C’est dommage, je marche à tous les coups ! Je suis transportée là où il veut m’emmener en quelques phrases.
Un très beau billet Titine, j’ai envie de découvrir Echenoz mais j’avoue que je suis lasse des récits de guerre même bien écrits, même ceux qui apportent un regard nouveau ou traitent des aspects collatéraux alors je le découvrirai certainement avec un autre titre mais je note quand même celui-ci ! 😉
Merci, tu peux commencer à lire Echenoz avec sa trilogie (« Ravel », « Courir » et « Des éclairs »). Tu auras le plaisir de l’écriture sans les inconvénients de la guerre !!!
Je l’ai découvert en audio, lu par l’auteur. Un délice!
Oooh ça doit être vraiment bien avec l’auteur lui-même !

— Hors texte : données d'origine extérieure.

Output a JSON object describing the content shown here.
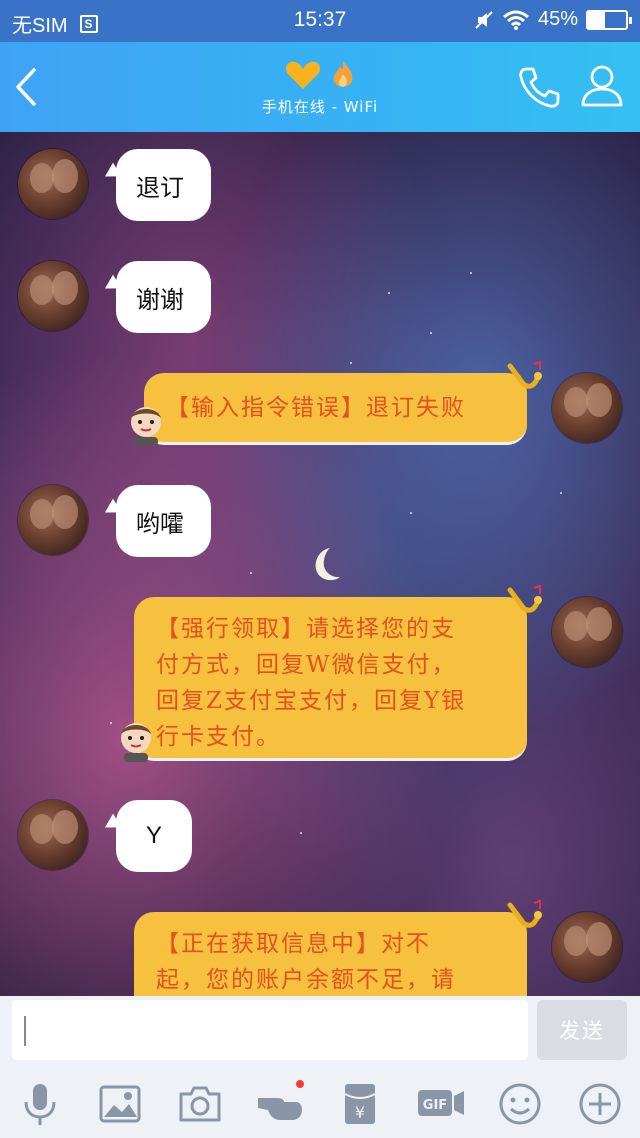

Celui-ci, il est dans ma wish-list depuis un petit temps !!! L’extrait que tu cites est assez… no comment ! La guerre est une saloperie et je ne sais pas pourquoi certains sont comme des fous pour monter au front… 😦 J’avais lu des autres livres sur la der des der, et je n’avais pas compris que la foule soit en liesse à l’idée d’aller « bouffer du casque à pointe »… Mince, les gens faisaient la fête ! Je comprendrai jamais rien à ça 😦
Oui les gens faisaient la fête parce qu’ils pensaient que la guerre ne durerait que quelques semaines. Ils n’imaginaient ni sa durée, ni son horreur. Et ils pensaient tous rentrer chez eux à la fin.

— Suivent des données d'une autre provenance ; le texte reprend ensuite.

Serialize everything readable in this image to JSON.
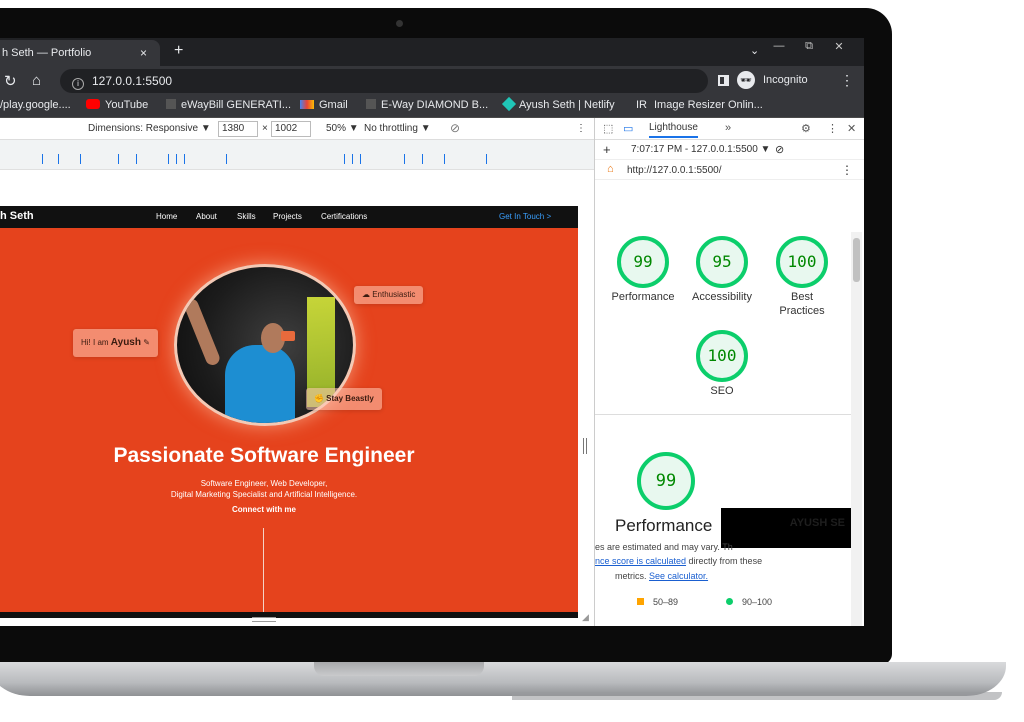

Une truc de fou… ça me dépasse, je dois dire. La guerre est les scènes de liesse qu’elle procure me laisse toujours sans voix, je ne comprendrais jamais
Probablement un élan patriotique était-il à l’origine de cette liesse sans penser aux terribles conséquences. Il y avait une innocence à cette époque, les gens ne réalisaient absolument pas.
Oui, sans doute… mais je vois que certains militaires sont toujours content de partir dans un pays pour aller « régler un conflit »… et ils reviennent soit repliés sur eux mêmes, fous ou passablement atteint dans leur psychisme ou alors ils ont pris leur pied.
Il y avait un article sur ces phénomènes dans Le Monde, il y a un certain temps. Des mères ne reconnaissaient par leurs fils car ils avaient changé, ils étaient taiseux, tristes, perturbés, faisaient des cauchemars… bref, rien de reluisant dans les guerres.
Ce livre me tente depuis quelque temps. Il a vraiment intéressant d’après ce que tu en dis. Je verrais si je le trouve à l’occasion.
Bonne soirée!
Ce n’est vraiment pas un livre de plus sur la guerre de 14. De part sa concision et sa langue, il se détache et se dévore.
Je n’ai rien lu de cet auteur et j’ai lu beaucoup d’articles qui me donnent vraiment envie de le lire !
Je te conseillerais de lire « Ravel » que j’ai absolument adoré.
Bonjour Titine, bravo pour ce billet même si ce n’est pas le Echenoz que j’ai préféré (j’en suis à mon 4ème) mais oui, rien pour son écriture concise, il faut lire ce roman. Bon dimanche.
Ce n’est pas mon préféré non plus, même s’il est difficile de départager de si beaux et intenses romans.
C’est un auteur que je viens tout juste de découvrir et je poursuivrai la découverte, c’est sûr : j’adore son écriture !
Je suis contente, je trouve son écriture tellement belle et intelligente. C’est un véritable régal.
C’est au Lycée que j’ai découvert Jean Echenoz avec « Je m’en vais ». Je n’en garde pas un bon souvenir mais je me suis promise de retenter l’expérience avec 14 qui m’attire beaucoup depuis sa sortie. Merci de le rappeler à mon bon souvenir 🙂
Ce n’est pas possible de garder un mauvais souvenir de Jean Echenoz !! Il faut effectivement que tu ne restes pas là-dessus !
Je l’ai lu récemment (et c’était mon premier roman de Echenoz) mais je suis moins enthousiaste que toi. J’ai trouvé sa plume sèche et minimaliste et cela m’a empêchée d’éprouver de l’empathie pour Anthime et les autres … Je crois que cet écrivain n’est pas pour moi !
Quel dommage ! Sa plume est effectivement minimaliste mais je ne la trouve pas sèche. Mais nous ne pouvons pas aimer tous la même chose, fort heureusement !
Je l’ai lu en version audio, lu par l’auteur lui-même et ça a gâché un peu ma lecture. J’ai beaucoup aimé la plume de l’écrivain mais pas sa voix.
C’est amusant, j’ai également un commentaire qui dit le contraire ! J’ai toujours du mal avec les audio livres, j’ai du mal à me concentrer assez pour bien m’imprégner.